Alla fine l’accordo con la Grecia è stato raggiunto: la dicitura “Ex Repubblica Jugoslava di Macedonia” (Former Yugoslav Republic of Macedonia) lascia il posto a quella di “Repubblica di Macedonia del nord”. Un nome certamente più semplice ma per adesso non meno controverso, dato che su entrambi i lati del confine sono comunque scoppiate proteste con scontri e feriti. Del resto proprio la disputa sul nome aveva bloccato i rapporti tra i due stati per 27 anni, congelando anche i negoziati per l’ingresso del Paese balcanico nell’Ue e nella Nato. Una questione che affonda le radici nella storia prima ancora nella geografia: per questo chiediamo lumi al grecista Lorenzo Braccesi, docente emerito all’università di Padova e autore di numerosi volumi sulla storia greca e latina.
Facciamo dunque qualche passo indietro: “La Macedonia che abbiamo conosciuto sui libri è soprattutto quella di Filippo e di Alessandro, ma fu Filippo a portare lo stato macedone ad avere come confini virtuali il Danubio e l’Adriatico – spiega al Bo Live lo studioso –. Un regno così grande che gli storici e gli intellettuali al suo seguito lo definirono il ‘primo sovrano d’Europa’. Il primo germe d’Europa insomma nasce nei Balcani”. In seguito Alessandro eredita il regno, nel quale sono al tempo inglobate quelle che diventeranno le due Macedonie: quella del nord, che oggi ha Skopje come capitale, e l’altra che una volta faceva riferimento all’antica Pella e che oggi all’interno dello Stato greco è divisa in tre regioni (Macedonia occidentale, centrale e orientale), con Salonicco come città principale.

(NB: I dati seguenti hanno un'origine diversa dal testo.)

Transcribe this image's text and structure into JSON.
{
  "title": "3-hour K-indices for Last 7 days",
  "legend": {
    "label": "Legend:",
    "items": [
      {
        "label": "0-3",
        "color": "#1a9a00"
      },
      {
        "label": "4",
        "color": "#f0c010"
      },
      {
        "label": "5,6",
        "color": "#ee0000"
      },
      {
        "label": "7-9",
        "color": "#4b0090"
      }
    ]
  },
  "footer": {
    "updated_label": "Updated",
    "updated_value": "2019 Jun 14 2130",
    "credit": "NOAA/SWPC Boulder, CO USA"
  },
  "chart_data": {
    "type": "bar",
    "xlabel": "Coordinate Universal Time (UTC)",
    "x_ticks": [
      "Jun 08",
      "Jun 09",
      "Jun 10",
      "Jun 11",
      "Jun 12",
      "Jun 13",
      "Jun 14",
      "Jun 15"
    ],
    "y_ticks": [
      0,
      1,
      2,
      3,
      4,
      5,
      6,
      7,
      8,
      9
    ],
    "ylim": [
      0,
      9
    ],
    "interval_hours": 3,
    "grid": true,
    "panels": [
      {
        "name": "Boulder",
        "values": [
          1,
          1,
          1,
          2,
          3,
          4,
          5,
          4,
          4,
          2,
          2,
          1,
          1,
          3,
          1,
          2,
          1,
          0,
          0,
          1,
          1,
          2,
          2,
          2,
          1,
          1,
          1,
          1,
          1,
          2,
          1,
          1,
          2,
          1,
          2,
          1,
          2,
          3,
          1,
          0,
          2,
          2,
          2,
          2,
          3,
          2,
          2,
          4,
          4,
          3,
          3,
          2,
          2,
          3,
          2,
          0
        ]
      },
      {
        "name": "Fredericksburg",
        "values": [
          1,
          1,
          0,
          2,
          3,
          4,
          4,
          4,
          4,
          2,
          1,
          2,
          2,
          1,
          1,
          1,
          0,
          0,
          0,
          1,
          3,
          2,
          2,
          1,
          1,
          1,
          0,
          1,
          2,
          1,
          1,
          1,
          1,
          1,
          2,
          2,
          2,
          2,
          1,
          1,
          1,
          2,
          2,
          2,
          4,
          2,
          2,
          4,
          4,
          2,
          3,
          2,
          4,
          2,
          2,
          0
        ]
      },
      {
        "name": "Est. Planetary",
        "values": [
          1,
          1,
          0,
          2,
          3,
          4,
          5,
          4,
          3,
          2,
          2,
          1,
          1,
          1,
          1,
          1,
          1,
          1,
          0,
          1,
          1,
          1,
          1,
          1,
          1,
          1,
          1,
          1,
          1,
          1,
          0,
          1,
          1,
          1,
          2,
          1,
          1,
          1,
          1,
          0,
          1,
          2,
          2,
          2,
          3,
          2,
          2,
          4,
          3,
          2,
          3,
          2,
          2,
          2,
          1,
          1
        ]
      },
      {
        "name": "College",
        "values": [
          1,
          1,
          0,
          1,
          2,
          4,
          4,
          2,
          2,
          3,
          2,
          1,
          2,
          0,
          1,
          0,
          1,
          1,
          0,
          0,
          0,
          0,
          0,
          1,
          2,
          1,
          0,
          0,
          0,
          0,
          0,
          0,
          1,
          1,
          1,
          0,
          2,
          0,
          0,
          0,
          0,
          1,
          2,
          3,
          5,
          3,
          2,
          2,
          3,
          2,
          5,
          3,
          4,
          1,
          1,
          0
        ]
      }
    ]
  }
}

“ Gli storici e gli intellettuali al seguito di Filippo lo definirono il ‘primo sovrano d’Europa’. Il primo germe d’Europa nasce nei Balcani Lorenzo Braccesi
Eppure già all’epoca di Filippo si discuteva se i macedoni fossero davvero greci… “In realtà storcevano il naso non solo per macedoni, ma anche per gli abitanti dell’Etolia e dell’Epiro – continua Braccesi –. Nel quinto secolo a.C. un re macedone chiese di partecipare ai giochi panellenici di Olimpia, e le altre città greche ci misero un po’ prima rispondere affermativamente. I sovrani macedoni però puntarono sempre a riconoscersi come greci, e del resto parlavano un dialettaccio greco: la grandezza di Filippo anzi fu proprio nel capire che, se mirava a conquistare la Grecia, doveva comportarsi da greco con greci. E infatti chiamò a corte i più grandi intellettuali del tempo: Aristotele come precettore, lo storico Teopompo e lo scultore Lisippo, che aveva l’esclusiva sui suoi ritratti. Ed è sempre Filippo a fare di Pella una capitale greca”.
Oggi la situazione è molto diversa soprattutto nella Macedonia di Skopje, dove invece del greco si parlano il macedone, l’albanese e il serbo: etnie che convivono da secoli ma non sempre pacificamente, come ha raccontato qualche anno fa il film Prima della pioggia di Milcho Manchevski. “Anche qui però abbondano i monumenti ad Alessandro Magno: per loro significa essere eredi di una grande civiltà e soprattutto di un grande personaggio storico”. Proprio ad Alessandro Lorenzo Braccesi ha dedicato una parte non piccola dei suoi studi: “Morì a 33 anni dopo aver conquistato l’oriente e nell’ultima parte della sua vita si faceva chiamare kosmokratos, signore del mondo. E chissà, se fosse vissuto di più forse sarebbe tornato e avrebbe conquistato anche l’occidente. Del mito di Alessandro mi sono occupato spesso, ma quello che oggi viene perpetrato da Skopje è molto più moderno e nasce essenzialmente dalla parcellizzazione mondo balcanico”.
La memoria insomma, con i suoi simboli e la sua narrazione, rimangono fondamentali per la costruzione dell’identità nazionale. Lo sapeva anche il giovane regno greco, quando ad esempio appoggiò il progetto del barone de Coubertin di richiamare in vita dopo secoli i giochi olimpici; lo sa oggi la Macedonia del nord. Un modo per valorizzare l’elemento occidentale a scapito di secoli di dominazione ottomana, per tornare a sentirsi dopo tanto tempo la culla e il centro d’Europa. Almeno sulla carta.